ALL in all, it's not just another brick on the wall at York Barbican. Far from it.

The Brick Dude, alias York artist Shaun Collins, has turned 1,148 Lego pieces into a framed David Bowie portrait in Aladdin Sane mode for display in the Barbican's restaurant, Seymour's Bar & Grill.

"It's 69 centimetres deep by 47 centimetres wide and took 16 hours to make, doing a couple of hours a night," says Dublin-born Shaun, who lives in Boroughbridge Road, York, having moved to the city 13 years ago.

He had made his monochrome Bowie in white, black, old and new grey and old and new dark grey Lego bricks. "Some colours are not manufactured any more, so I use a website called BrickLink.com, which is basically like the ebay for Lego and sells full sets and individual pieces, some from the UK, some from Denmark, Sweden, all over Europe in fact, and some specific colours I get from the USA," says Irishman Shaun. "Sometimes, you can get 100 smaller pieces for £1, but some might be five times that price."

Shaun's first ever Lego portrait was of the firebrand Welsh poet Dylan Thomas. "I did it as a prototype for my best friend, Lee West, who's from Swansea, just to see that I could do it," he says.

He turned out to be a dab hand at Lego brickwork, and his public commissions began with a charity gig for St Leonard's Hospice at The Crescent, when Rob Wilson, of the York weddings, parties and corporate band The Mothers, was assembling items for a raffle. "He said, 'would you do a Lego portrait?', so I did Jimi Hendrix and they made £750 from it," he recalls. A Paul Weller portrait for the armed forces charity SSAFA ensued.

York Press:

Flash work: Shaun Collins with his David Bowie Lego portrait in Aladdin Sane mode at York Barbican. Picture: Simon Bartle

Now, his Lego rock stars, from Freddie Mercury to Hendrix and Bowie, are so in demand that Shaun faces a problem, albeit a welcome one. "Things are picking up so much for me that I simply haven't got enough room at home now," he says.

The configuration of the Lego bricks means that each work is unique. "To buy the 'brick David Bowie' would cost £1,400, but I'm donating it to the Barbican because I'm a big music fan. I love Bowie's music though I never saw play live," says Shaun.

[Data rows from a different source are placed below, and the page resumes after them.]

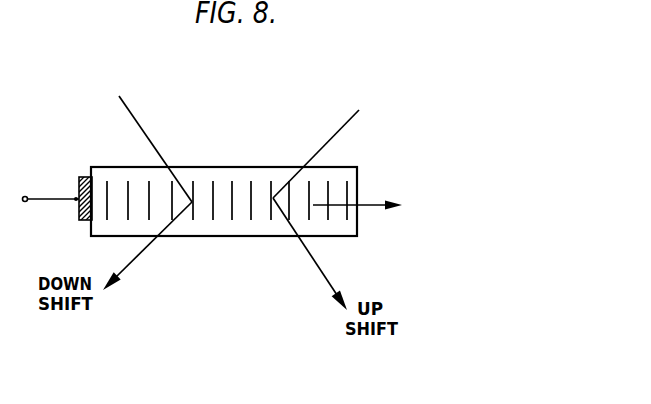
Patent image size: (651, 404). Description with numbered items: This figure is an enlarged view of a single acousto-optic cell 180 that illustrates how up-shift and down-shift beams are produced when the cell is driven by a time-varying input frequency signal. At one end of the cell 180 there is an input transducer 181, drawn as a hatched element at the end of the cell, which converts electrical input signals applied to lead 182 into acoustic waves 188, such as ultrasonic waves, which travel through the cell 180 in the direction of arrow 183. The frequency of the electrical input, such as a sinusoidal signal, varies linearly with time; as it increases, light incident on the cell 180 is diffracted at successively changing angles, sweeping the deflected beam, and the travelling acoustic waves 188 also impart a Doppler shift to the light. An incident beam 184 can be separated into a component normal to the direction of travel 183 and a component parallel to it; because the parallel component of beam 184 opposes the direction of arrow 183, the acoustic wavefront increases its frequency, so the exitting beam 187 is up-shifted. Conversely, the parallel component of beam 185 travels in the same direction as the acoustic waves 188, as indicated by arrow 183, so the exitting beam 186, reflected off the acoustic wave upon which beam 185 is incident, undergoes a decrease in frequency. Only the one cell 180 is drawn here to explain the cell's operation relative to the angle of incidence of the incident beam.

The acousto-optic cell 180 is at (347, 167).
The input stage 181 is at (79, 176).
The lead 182 is at (50, 202).
The arrow 183 is at (370, 207).
The incident beam 184 is at (337, 133).
The beam 185 is at (143, 128).
The exitting beam 186 is at (131, 263).
The exitting beam 187 is at (323, 279).
The acoustic waves 188 is at (212, 212).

Thanking him for presenting the Bowie artwork to the Barbican, general manager Mark Scott says: "When we first started Seymour's Bar and Grill, we were looking for rock'n'roll memorabilia and we knew Shaun was working on this piece. It will now have pride of place in the restaurant and epitomises what we're trying to do at the Barbican: provide the best in music.

"The restaurant is being used as the players' lounge at the UK Snooker Championship until December 10, but as soon as the pantomime rehearsals start we'll put it up in there."

Shaun is now working on a 92cm by 92cm George Best portrait, and unlike George's curtailed football career, it won't fall to pieces.